If I take the sheet in its broken state (mass data pasted in, but mirror cell not showing updated value) and open it in Excel 2004... it stays with the wrong old value. Even if I do the manual calculation trick (using the buttons in Preferences, or the keyboard shortcuts). So it looks like mirrored values not getting updated with a forced recalc is a longstanding problem. The main problem is the cell not updating when the data is first pasted.

So I opened the previous version of the sheet in Excel 2004, and pasted in the mass data. As expected, the mirrored cell updated fine.

So that's what broke with Excel 2008: It somehow misses updating that mirrored cell when a bunch of text data is pasted in at once. All the other stuff about forced-recalc not then updating it, that seems to be an old issue. But a non-issue if the first problem is fixed!

Duncan
 
F

frobozz

OK, because this is a similar issue, I'm going to post it slightly off-topic here. I've tried twice to post it as a new thread in the Excel Forum, but it keeps showing up as if it were in the generic "Mactopia forum" whatever that is. Nobody looking at the Excel forum would ever see those posts.
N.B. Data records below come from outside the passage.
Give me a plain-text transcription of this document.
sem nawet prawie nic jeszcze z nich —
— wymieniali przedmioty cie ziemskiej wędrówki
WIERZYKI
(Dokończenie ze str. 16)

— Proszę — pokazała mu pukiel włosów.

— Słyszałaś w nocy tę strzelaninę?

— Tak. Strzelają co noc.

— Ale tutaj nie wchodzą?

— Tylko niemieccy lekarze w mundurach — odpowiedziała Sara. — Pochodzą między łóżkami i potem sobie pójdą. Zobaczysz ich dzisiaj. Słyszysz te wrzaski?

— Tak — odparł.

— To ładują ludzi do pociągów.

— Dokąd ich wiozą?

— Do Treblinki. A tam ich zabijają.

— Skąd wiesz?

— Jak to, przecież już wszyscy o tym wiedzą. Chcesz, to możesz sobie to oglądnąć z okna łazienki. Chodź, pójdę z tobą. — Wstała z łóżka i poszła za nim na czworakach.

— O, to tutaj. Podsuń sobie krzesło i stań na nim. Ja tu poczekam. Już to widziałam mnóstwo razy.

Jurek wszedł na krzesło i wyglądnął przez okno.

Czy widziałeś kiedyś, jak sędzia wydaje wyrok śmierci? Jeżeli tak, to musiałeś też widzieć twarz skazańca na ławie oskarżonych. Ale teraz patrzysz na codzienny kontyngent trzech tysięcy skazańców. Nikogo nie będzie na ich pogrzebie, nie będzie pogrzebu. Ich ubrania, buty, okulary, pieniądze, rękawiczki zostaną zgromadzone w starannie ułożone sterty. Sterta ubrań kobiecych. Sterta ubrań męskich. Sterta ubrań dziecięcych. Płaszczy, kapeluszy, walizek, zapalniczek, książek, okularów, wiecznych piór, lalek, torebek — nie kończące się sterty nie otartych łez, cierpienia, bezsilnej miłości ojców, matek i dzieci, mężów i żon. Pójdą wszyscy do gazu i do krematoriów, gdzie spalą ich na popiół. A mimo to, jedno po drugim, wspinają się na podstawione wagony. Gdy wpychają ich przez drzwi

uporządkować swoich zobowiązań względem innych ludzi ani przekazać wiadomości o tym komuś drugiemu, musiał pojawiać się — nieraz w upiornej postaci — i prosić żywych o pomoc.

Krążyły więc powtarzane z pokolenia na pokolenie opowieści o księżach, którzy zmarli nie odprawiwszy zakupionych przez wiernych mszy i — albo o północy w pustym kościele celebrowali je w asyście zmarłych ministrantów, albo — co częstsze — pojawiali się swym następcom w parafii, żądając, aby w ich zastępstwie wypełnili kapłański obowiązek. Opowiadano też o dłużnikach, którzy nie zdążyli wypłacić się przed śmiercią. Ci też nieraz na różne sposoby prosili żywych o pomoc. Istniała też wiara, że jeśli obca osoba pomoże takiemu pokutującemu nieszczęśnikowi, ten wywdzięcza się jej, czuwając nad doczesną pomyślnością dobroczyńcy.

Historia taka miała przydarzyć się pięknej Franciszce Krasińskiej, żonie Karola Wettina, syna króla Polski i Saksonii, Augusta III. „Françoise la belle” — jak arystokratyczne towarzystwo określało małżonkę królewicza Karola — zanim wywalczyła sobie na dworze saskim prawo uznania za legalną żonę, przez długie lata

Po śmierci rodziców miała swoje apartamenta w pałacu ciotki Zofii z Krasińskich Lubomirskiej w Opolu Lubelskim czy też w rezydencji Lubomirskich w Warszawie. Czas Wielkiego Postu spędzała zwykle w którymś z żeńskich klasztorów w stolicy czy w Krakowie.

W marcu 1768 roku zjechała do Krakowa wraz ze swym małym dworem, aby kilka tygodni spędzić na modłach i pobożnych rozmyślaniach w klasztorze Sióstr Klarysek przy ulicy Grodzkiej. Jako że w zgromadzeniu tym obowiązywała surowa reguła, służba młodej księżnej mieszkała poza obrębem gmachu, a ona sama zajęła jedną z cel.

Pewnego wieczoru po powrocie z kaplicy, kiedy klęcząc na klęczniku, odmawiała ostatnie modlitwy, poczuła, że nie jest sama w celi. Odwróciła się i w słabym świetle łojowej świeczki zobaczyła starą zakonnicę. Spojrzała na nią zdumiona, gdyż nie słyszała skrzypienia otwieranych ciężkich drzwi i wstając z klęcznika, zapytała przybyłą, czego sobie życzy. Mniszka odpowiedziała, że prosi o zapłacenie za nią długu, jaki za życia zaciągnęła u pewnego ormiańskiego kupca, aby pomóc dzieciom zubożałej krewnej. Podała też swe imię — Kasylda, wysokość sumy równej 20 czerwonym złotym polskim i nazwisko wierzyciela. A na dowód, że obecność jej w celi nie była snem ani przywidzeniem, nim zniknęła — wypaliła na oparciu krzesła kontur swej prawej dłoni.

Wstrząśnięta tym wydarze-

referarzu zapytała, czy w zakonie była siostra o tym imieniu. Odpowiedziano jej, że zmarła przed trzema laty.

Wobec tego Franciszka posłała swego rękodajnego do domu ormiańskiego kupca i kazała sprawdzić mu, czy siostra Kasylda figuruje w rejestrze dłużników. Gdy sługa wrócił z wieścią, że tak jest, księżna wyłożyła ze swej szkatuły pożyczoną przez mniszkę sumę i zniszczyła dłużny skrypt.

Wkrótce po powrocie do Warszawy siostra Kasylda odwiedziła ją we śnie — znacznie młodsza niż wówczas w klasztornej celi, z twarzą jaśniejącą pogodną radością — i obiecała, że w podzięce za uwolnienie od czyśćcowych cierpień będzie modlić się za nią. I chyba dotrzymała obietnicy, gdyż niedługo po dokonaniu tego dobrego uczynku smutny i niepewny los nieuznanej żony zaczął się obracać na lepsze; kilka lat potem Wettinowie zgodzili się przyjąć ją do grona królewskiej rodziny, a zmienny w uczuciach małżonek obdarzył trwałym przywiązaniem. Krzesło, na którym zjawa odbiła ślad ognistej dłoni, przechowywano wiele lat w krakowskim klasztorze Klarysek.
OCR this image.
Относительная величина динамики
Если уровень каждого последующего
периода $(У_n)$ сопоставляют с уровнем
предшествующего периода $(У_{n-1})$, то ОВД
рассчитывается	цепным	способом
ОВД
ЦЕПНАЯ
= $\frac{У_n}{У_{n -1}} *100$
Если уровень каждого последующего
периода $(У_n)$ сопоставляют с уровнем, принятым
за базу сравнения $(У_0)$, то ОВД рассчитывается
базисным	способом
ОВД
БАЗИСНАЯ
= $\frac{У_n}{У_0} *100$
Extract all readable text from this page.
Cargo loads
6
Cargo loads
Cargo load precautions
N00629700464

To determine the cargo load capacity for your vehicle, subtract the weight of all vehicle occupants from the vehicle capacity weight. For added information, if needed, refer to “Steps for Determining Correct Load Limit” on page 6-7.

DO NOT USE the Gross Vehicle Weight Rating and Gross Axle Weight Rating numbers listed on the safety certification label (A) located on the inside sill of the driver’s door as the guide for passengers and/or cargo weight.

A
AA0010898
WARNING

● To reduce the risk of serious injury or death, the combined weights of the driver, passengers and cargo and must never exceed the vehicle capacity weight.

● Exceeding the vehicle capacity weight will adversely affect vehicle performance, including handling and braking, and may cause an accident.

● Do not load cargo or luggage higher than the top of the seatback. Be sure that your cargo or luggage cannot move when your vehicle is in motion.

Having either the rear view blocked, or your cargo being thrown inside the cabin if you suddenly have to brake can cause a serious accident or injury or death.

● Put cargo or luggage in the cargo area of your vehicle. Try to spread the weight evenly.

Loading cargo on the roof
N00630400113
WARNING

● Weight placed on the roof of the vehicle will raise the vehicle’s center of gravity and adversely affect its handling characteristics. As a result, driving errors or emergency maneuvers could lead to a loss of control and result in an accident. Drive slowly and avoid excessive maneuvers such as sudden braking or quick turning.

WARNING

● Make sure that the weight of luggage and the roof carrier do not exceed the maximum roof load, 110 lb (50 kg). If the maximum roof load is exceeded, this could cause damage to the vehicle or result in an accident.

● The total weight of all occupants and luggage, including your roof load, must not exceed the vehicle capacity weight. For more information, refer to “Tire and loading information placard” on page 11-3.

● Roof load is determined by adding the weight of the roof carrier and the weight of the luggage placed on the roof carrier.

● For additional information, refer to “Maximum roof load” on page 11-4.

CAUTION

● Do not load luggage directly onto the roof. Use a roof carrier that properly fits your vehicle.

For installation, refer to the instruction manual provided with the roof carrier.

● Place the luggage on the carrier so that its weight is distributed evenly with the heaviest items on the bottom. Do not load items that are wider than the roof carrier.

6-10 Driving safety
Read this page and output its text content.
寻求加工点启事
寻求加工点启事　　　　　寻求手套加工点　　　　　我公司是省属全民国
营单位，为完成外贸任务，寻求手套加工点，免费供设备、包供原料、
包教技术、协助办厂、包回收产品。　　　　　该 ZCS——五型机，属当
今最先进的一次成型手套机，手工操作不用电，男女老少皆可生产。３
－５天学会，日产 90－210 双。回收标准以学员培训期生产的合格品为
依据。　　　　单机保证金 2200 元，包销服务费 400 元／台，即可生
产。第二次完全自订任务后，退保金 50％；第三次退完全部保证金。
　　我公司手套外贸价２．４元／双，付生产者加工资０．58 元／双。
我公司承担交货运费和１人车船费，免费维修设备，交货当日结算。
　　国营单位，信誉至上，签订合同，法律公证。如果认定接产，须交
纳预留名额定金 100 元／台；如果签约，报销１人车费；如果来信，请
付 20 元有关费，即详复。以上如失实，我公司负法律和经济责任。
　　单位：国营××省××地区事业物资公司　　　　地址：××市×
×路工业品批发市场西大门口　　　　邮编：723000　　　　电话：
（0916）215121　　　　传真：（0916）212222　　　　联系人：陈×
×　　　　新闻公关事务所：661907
* *****************************************

We're still trying to track down the bogus "circular reference" errors that sometimes crop up under Excel 2008 (but not in 2004)...and as one path of investigation I was using the "Compatibility check" toolbox tool. This seems like a bug, and it doesn't occur in Excel 2004, and here is how to trivially recreate it:

Open up a new spreadsheet.

Add a second sheet.

Type any value into a cell on the first sheet.

On the second sheet, pick a cell and type = in it then navigate to the first sheet and click on that cell with the value, then return.

As expected, the value in the cell on the first sheet is now reflected on the second sheet. But if you test compatibility, it will flag the second sheet cell as "Formula contains a link to a closed workbook."

Yes this error is bogus and easily enough ignored, but it gives it for every group of them on every sheet in some of my big workbooks, and it's annoying to have to figure out which errors are real and which are this error.

Unlike the false circular-reference problem, this one is 100% repeatable, with just this simple an example.

Duncan
 
F

frobozz

Downloaded SP1 and here's the score:

-- If I take that sheet with the mirrored cell that didn't update (it is saved in that state) and open it in Excel 08... it updates the cell as it opens! Yay!

-- If I take the previous sheet and do the mass paste... it does not update the cell. Well, drat! Manual recalc still doesn't get it either. Interestingly, doing a *save-as* on the file does update it! What is that doing that a manual recalc is not? (But if I just do a normal *save* it does not update it. Argh!)

-- Bogus compatibility errors: not fixed

-- Bogus circular reference problems: not fixed.